CREATE_LOCKING_POLICY procedure

Prior to creating a password policy, the Platform KeyStore must be enabled through the HMC’s Partition Properties -> Advanced Settings -> Platform KeyStore Size value must be set to a non-zero value.

Before creating the NVMe password protection policy on the partition, it is recommended that all of the system and user data be saved using GO SAVE: Option 21 (saving the entire system).

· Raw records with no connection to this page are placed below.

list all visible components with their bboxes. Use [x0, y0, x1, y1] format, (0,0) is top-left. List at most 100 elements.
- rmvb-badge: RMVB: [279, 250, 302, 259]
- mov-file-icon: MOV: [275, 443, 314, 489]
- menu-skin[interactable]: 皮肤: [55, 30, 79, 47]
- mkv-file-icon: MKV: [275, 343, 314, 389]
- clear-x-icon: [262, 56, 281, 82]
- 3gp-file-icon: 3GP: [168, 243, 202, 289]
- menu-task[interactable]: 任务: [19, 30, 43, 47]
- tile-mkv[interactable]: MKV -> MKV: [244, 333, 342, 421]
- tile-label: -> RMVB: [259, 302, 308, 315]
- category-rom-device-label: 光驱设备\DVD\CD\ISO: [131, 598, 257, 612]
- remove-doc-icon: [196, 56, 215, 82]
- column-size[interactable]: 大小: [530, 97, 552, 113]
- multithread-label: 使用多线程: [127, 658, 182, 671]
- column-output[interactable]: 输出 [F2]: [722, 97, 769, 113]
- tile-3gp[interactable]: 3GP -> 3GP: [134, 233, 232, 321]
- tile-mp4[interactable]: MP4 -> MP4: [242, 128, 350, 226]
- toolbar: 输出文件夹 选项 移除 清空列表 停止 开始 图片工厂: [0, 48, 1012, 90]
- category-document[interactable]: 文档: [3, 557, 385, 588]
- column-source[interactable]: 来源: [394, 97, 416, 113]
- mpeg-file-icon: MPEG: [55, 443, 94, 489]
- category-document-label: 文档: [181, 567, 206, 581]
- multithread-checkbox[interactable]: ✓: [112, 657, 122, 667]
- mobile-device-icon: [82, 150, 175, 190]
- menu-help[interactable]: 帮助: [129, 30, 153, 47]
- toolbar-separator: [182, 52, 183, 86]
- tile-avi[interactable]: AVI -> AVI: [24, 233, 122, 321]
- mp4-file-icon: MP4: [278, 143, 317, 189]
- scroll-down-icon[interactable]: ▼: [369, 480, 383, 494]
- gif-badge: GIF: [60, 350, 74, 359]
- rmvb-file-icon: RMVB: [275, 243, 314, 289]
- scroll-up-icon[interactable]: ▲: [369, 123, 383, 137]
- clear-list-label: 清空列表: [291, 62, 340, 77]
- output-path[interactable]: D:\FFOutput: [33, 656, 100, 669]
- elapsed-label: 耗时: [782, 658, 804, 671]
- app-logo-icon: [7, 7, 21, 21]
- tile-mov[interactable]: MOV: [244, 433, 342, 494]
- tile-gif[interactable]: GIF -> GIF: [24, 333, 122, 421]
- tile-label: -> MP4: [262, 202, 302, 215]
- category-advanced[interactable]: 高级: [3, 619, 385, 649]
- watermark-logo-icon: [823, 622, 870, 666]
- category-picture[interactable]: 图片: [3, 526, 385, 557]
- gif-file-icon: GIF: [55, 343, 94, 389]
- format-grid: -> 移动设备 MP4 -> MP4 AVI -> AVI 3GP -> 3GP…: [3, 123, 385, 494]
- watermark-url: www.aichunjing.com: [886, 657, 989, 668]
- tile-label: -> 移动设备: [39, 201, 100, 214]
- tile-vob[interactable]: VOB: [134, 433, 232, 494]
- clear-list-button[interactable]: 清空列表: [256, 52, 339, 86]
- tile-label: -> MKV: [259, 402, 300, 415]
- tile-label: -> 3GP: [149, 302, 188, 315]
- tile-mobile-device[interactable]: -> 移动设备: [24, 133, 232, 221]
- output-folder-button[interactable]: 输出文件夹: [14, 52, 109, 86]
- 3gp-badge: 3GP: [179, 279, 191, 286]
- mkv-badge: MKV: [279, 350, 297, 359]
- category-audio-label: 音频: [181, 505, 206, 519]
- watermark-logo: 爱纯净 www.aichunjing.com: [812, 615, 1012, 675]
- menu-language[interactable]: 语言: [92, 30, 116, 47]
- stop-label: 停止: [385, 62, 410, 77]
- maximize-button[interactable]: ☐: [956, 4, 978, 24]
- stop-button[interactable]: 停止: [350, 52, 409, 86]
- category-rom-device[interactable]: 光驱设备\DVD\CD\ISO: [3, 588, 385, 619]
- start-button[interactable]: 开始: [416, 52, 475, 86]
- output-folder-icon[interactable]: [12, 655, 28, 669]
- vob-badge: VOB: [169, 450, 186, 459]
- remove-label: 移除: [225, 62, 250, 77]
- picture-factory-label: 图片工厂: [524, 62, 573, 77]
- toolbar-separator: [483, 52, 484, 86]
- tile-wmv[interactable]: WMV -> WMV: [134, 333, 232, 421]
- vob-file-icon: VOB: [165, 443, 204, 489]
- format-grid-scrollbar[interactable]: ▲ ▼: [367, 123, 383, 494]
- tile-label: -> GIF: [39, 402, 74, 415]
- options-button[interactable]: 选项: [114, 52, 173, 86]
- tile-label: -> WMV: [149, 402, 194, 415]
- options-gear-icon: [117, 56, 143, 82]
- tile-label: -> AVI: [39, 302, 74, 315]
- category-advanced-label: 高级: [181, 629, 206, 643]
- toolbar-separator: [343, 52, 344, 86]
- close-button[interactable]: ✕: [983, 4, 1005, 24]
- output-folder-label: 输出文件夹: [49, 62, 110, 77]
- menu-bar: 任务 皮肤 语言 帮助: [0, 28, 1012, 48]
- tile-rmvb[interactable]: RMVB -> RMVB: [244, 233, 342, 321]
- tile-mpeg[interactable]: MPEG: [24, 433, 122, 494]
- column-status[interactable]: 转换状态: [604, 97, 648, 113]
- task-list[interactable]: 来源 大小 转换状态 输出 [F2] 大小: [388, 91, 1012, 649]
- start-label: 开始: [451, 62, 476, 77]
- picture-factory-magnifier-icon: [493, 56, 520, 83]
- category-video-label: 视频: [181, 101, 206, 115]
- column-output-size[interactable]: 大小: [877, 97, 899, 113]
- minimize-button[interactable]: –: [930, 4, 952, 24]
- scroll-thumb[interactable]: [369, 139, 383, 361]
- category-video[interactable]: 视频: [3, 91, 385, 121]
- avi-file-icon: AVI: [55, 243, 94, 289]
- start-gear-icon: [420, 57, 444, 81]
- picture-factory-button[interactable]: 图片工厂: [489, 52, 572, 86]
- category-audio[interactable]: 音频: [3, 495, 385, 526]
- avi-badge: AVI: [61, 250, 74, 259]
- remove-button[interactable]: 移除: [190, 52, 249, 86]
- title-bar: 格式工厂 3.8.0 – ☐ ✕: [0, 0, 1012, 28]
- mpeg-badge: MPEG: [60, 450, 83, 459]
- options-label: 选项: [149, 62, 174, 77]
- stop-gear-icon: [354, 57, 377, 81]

All NVMe devices supported by IBM® i are Self-Encrypting Drives (SED). This means the data is encrypted at rest. However, the key used to encrypt and decrypt the data is not protected. By creating a password policy and adding NVMe devices to it, the devices can protect the confidentiality of stored user data against unauthorized access once the device leaves the owner’s control. This feature uses the Trusted Computer Group (TCG) Opal Security Subsystem Class (SSC) specification for storage. Each NVMe device that supports the Opal SSC is registered in a list of devices on which the administrator can establish a locking policy. Once the device is added to the locking policy the NVMe device will lock itself when Main Power loss or PCIe cold resets occur.

Once the device is locked, reads and writes issued to the drive will fail. While the NVMe device remains in the partition, restoring power to the device will cause it to automatically unlock itself, using the policy password stored in the Platform KeyStore.

Authorization: The caller must have *IOSYSCFG and *SERVICE special authorities.

The schema is QSYS2.

policy-password

A character string that contains the initial policy password that will be used to unlock the device(s) and for changing the locking policy configuration.

It must be at least 8 characters long and cannot exceed 32 characters.